Parmi les nombreux paramètres de la mondialisation, notamment les flux financiers, d’informations et de main-d’œuvre, ce sont les échanges transfrontaliers de biens et de services qui sont le plus étroitement liés à la croissance économique. C’est en grande partie pour cette raison que le ralentissement du commerce mondial, qui a débuté à la suite de la crise financière mondiale de 2008-09 et s’est intensifié à l’ère de la COVID-19, indique un changement radical dans la mondialisation.

Alors que les exportations mondiales sont passées de 19% du PIB mondial en 1990 à un pic de 31% en 2008, au cours des treize années qui ont suivi (2009-21), les exportations mondiales n’ont représenté en moyenne que 28,7 % du PIB mondial. Si les exportations mondiales avaient progressé à un rythme de 6,4% – à mi-chemin entre le rythme effréné de 9,4% de 1990 à 2008 et le taux modéré de 3,3% enregistré après 2008 – la part des exportations dans le PIB mondial aurait atteint 46% en 2021, soit bien plus que la part actuelle de 29%.

Les gains réalisés par la Chine grâce à la mondialisation des échanges ont été extraordinaires. Au cours de la décennie qui a précédé l’adhésion de la Chine à l’Organisation mondiale du commerce en 2001, les exportations chinoises ne représentaient en moyenne que 2 % du total des exportations mondiales. En 2008, cette part avait presque quadruplé, passant à 7,5%. La Chine avait parfaitement choisi le moment de son adhésion à l’OMC, juste au moment où le cycle commercial mondial était en plein essor. La crise financière a certes porté un coup à la dynamique des exportations chinoises, mais cette interruption a été de courte durée. En 2021, les exportations chinoises avaient bondi à 12,7% des exportations mondiales, bien au-dessus du pic d’avant 2008.

Il est peu probable que la Chine maintienne cette performance. La croissance globale du commerce mondial ralentit, et la part de la Chine dans le gâteau commercial est soumise à une pression croissante.

La guerre commerciale en cours avec les États-Unis est particulièrement problématique.
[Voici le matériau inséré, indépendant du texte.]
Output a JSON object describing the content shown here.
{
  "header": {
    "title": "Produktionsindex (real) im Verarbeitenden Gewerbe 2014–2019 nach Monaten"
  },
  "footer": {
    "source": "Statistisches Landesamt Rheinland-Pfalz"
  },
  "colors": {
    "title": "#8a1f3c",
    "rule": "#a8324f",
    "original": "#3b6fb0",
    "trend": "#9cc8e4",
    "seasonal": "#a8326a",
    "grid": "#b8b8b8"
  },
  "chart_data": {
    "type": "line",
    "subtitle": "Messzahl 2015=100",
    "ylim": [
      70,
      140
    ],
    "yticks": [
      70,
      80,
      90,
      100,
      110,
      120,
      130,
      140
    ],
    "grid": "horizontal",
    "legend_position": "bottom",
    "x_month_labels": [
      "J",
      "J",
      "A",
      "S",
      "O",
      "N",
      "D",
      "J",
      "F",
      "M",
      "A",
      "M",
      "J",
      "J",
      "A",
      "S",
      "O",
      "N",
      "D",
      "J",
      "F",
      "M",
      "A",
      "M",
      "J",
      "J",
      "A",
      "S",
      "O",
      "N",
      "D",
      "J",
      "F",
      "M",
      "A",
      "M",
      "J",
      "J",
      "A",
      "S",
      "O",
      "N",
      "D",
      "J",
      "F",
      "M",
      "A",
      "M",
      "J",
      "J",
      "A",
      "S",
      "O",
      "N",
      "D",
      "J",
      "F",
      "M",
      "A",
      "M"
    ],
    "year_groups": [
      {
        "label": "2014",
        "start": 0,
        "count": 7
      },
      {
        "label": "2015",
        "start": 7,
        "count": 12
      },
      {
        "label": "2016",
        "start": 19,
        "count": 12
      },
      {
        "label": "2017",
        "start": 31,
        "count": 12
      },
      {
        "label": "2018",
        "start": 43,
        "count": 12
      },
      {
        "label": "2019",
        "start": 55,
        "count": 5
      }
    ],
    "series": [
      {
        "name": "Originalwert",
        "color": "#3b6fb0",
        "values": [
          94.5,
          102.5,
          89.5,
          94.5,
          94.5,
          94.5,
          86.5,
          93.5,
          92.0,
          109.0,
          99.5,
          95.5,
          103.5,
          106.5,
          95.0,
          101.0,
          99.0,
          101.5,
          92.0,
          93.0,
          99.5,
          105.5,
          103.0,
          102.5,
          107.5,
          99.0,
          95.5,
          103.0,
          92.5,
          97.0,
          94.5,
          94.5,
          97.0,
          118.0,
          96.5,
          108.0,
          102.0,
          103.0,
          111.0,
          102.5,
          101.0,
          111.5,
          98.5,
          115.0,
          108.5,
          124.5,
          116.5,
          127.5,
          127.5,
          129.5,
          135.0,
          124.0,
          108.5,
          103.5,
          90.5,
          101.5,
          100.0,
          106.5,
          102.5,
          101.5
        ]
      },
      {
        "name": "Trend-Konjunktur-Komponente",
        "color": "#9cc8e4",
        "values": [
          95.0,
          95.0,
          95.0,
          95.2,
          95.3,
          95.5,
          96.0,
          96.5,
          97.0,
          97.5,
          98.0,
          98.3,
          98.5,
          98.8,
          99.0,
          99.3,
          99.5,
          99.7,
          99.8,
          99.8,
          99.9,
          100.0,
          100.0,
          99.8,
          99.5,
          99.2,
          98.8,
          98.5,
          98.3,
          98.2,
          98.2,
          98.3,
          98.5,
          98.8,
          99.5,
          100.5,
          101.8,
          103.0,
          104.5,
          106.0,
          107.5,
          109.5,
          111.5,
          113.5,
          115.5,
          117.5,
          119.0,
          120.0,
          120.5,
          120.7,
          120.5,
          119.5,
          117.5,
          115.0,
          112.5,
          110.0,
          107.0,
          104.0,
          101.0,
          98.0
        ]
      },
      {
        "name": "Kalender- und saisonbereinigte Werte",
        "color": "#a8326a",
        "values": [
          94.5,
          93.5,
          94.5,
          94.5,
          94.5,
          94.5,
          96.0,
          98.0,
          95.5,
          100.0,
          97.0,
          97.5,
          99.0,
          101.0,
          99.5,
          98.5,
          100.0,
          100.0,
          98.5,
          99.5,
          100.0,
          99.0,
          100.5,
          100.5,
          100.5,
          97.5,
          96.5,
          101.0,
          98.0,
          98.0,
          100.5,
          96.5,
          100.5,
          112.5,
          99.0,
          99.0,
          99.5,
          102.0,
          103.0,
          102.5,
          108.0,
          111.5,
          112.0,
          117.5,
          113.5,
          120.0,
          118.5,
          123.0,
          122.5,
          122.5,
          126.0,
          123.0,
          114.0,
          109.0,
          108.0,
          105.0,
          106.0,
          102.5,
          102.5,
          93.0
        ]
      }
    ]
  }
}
Au cours de la première phase de la poussée de croissance de la Chine tirée par les exportations, au lendemain de l’adhésion à l’OMC, les États-Unis ont toujours été la principale source de demande extérieure de la Chine. En grande partie à cause des tarifs douaniers de l’ancien président américain Donald Trump, ce n’est plus le cas.

En 2020, les importations américaines de biens et services chinois avaient chuté de 19% par rapport aux niveaux record de 2018. Malgré un net rebond dans le sillage de la reprise post-pandémique de l’économie américaine, en 2021, les importations américaines en provenance de Chine sont restées 5% en dessous du pic de 2018. Les réductions partielles des droits de douane sur certains produits de consommation, que l’administration du président Joe Biden envisage apparemment de mettre en œuvre pour lutter contre l’inflation, ne sont guère susceptibles de relancer le commerce bilatéral.

Dans le même temps, les perturbations durables de la chaîne d’approvisionnement liées à la pandémie risquent de faire payer un lourd tribut à la Chine et au reste du monde. Au cours des six mois qui se sont terminés en avril, un « indice des pressions sur les chaînes d’approvisionnement mondiales », élaboré par des chercheurs de la Federal Reserve Bank of New York, a atteint une moyenne de 3,6, bien supérieure à la valeur de 2,3 enregistrée au cours des 21 mois qui ont suivi le début des fermetures liées à la pandémie en février 2020, et nettement supérieure à la valeur « zéro » associée à l’absence de perturbations de la chaîne d’approvisionnement.

Ce n’est pas une mince affaire pour un monde connecté par des chaînes d’approvisionnement. Les chaînes de valeur mondiales ont représenté plus de 70% de la croissance cumulée de l’ensemble du commerce mondial entre 1993 et 2013, et la Chine a bénéficié d’une part démesurée de cette expansion liée aux chaînes de valeur mondiales. Comme les perturbations des chaînes d’approvisionnement persistent, exacerbées par les politiques chinoises de zéro COVID, les pressions sur l’activité économique chinoise et mondiale devraient rester intenses.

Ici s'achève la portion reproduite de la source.